Abstract: The invention relates to a multi-beam deflector array means for use in a particle-beam exposure apparatus employing a beam of charged particles, said multi-beam deflector array means having an overall plate-like shape with a membrane region and a buried CMOS-layer, said membrane region comprising a first side facing towards the incoming beam of particles and a second side opposite to the first side, an array of apertures, each aperture allowing passage of a corresponding beam element formed out of said beam of particles, and an array of electrodes, each aperture being associated with at least one of said electrodes and the electrodes being controlled via said CMOS layer, wherein the electrodes are pillared, standing proud of the main body of the multi-beam deflector array means, the electrodes being connected to one side of the main body of the multi-beam deflector array means by means of bonding connections.

Abstract: A multi-beam pattern definition device (102) for use in a particle-beam processing or inspection apparatus is configured to be irradiated with a beam (lp,bp) of electrically charged particles so as to form a number of beamlets to be imaged to a target. An aperture array means (202) comprises at least two sets of apertures (221, 222) for defining respective beamlets (b1-b5), wherein the sets of apertures comprise a plurality of apertures arranged in interlacing arrangements and the apertures of different sets are offset to each other by a common displacement vector (d12).
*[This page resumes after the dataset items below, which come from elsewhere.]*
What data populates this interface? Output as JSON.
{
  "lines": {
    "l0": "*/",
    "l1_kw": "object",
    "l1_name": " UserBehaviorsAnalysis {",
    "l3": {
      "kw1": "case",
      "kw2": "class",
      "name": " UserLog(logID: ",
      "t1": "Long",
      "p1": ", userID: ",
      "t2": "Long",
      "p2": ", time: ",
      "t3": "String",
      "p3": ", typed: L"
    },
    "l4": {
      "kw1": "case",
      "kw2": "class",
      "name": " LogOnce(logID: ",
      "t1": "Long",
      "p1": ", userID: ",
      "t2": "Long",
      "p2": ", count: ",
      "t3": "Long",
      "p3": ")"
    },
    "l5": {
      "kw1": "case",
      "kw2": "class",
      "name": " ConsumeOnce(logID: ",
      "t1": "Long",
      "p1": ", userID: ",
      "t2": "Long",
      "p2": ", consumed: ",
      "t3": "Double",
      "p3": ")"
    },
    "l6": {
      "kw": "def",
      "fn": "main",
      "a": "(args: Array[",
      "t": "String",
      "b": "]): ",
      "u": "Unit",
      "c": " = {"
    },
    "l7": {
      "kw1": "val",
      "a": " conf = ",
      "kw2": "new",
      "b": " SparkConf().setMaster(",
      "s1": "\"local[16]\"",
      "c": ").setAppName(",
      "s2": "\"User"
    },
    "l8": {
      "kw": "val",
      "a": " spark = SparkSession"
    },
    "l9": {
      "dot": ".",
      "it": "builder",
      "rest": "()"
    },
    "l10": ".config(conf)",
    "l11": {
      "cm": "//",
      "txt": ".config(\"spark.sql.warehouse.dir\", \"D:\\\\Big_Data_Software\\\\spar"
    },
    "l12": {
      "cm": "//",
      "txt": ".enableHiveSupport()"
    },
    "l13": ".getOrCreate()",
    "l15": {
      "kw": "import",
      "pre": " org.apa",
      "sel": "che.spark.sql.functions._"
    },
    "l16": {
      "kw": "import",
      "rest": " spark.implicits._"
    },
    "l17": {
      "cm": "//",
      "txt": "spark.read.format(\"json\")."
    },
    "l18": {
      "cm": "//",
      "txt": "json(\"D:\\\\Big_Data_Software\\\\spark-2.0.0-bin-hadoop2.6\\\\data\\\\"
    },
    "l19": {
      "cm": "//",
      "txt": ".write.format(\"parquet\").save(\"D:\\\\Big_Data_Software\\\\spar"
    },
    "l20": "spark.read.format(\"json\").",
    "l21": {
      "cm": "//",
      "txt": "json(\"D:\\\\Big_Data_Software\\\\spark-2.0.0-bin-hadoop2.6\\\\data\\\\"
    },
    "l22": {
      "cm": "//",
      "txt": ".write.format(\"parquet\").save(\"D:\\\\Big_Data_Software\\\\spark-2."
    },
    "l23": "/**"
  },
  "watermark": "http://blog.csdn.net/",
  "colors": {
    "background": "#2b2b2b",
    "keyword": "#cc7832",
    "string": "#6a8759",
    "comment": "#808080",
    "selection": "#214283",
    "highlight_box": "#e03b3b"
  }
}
An opening array means (201) has a plurality of openings (210) configured for the passage of a subset of beamlets corresponding to one of the sets of apertures but lacking openings (being opaque to the beam) at locations corresponding to the other sets of apertures.

Abstract: For irradiating a target with a beam of energetic electrically charged particles comprising a plurality of beamlets, the target is exposed in a sequence of exposure stripes composed image pixels. These stripes (s1, s2) are, at their boundaries to adjacent stripes, provided with overlap margins (m12, m21) which are mutually overlapped, so nominal positions of image pixels in the overlap margin (m21) overlap, or substantially coincide, with image pixels in the corresponding overlap margin (m12). During the exposure of an overlap margin (m21), a first subset (n1) of image pixels in said overlap margin are exposed while those of a second subset (n2), possibly a complementary subset with respect to a desired pattern, are not exposed; contrariwise, during the exposure of the corresponding overlap margin (m12), image pixels corresponding to image pixels in the first subset are not exposed, but those corresponding to image pixels in the second subset are.